Based on that testimony, the administrative judge determined that the agency had shown by clear and convincing evidence that it would have terminated Dr. Thorne during his probationary period regardless of the protected disclosures. Consequently, Dr. Thorne’s request for corrective action was denied. The full Board denied his petition for review, and issued a final order on August 28, 2000. Dr. Thorne timely appeals to this court under 5 U.S.C. § 7703(b)(1) (1994).

II.

This court must affirm any Board decision not found to be: (1) arbitrary or capricious, an abuse of discretion, or otherwise not in accordance with the law; (2) obtained without procedure required by law, rule, or regulation having been followed; or (3) unsupported by substantial [945]*945evidence. 5 U.S.C. § 7703(c) (1994); Hayes v. Dep’t of Navy, 727 F.2d 1535, 1537 (Fed.Cir.1984). On appeal to this court, Dr. Thorne asserts that the Board erred by: (a) failing to respond to his 29-page rebuttal to the administrative judge’s initial decision (i.e., Thome IT); (b) misapplying the WPA; and (c) failing to consider “important grounds for relief’ as outlined in his 29-page rebuttal.

As stated in its final order dated August 28, 2000, the Board fully considered the filings of Dr. Thorne in his appeal, including his petition for review (i.e., his 29-page rebuttal) filed on February 25, 2000. The Board concluded that there was no new, previously unavailable, evidence, and that the administrative judge made no error in law or regulation that affected the outcome. Thus, the Board did respond, even if not favorably, to Dr. Thorne’s rebuttal.

Moreover, this court finds that the Board properly applied the relevant law in its initial decision and final order. The administrative judge correctly determined that Dr. Thorne’s rights were derived from the WPA, and correctly applied applicable law. Dr. Thorne has not alleged any specific misapplication of any relevant WPA statute, rule or regulation, and this court finds none.

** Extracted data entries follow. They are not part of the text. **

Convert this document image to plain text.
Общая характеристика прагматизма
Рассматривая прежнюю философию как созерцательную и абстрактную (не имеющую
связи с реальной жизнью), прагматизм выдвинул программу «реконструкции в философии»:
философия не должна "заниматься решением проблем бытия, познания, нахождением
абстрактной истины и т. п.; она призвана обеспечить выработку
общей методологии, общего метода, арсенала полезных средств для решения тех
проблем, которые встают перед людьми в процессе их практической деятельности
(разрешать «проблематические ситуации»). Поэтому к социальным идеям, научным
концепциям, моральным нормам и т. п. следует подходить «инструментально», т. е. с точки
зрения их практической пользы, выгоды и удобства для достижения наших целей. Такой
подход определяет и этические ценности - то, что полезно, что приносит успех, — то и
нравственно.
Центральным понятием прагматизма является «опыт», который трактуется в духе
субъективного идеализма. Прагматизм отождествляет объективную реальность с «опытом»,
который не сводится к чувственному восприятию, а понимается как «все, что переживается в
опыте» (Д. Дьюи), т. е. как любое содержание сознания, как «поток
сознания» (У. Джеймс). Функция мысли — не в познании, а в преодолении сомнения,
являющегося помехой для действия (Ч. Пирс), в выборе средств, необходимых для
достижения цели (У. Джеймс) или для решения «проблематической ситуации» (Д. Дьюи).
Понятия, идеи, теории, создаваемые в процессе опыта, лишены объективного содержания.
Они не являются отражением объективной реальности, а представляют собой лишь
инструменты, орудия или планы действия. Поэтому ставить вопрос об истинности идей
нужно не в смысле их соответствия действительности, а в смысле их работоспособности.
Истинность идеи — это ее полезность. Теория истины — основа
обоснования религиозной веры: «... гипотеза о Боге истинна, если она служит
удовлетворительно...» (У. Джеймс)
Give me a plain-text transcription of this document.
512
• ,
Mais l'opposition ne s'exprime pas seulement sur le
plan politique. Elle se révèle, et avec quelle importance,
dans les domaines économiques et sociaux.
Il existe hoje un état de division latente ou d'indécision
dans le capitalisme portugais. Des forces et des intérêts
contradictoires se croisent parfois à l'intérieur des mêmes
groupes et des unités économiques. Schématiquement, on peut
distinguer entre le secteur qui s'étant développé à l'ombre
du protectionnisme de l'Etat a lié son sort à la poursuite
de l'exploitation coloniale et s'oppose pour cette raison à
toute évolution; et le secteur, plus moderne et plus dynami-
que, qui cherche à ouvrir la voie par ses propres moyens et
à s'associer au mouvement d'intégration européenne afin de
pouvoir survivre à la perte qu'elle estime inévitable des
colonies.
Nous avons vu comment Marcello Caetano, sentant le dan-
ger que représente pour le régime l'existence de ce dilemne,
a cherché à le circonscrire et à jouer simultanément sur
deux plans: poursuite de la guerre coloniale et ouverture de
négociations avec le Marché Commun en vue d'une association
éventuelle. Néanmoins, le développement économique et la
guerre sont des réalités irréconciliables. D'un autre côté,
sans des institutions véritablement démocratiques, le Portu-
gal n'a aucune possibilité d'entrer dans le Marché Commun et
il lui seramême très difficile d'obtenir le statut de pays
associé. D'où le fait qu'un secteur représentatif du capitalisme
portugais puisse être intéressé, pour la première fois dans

Regarding the factual allegations outlined in Dr. Thorne’s 29-page petition for review, Dr. Thorne presumably alleges that the Board’s initial decision was not supported by substantial evidence. On appeal to this court, Dr. Thorne asserts that: (1) “crucial witnesses were not talked with” during an OSC investigation; (2) the written results of the OSC investigation were not made available to Dr. Thorne; (3) the OSC investigation was performed after his termination; (4) the OSC did not properly investigate Dr.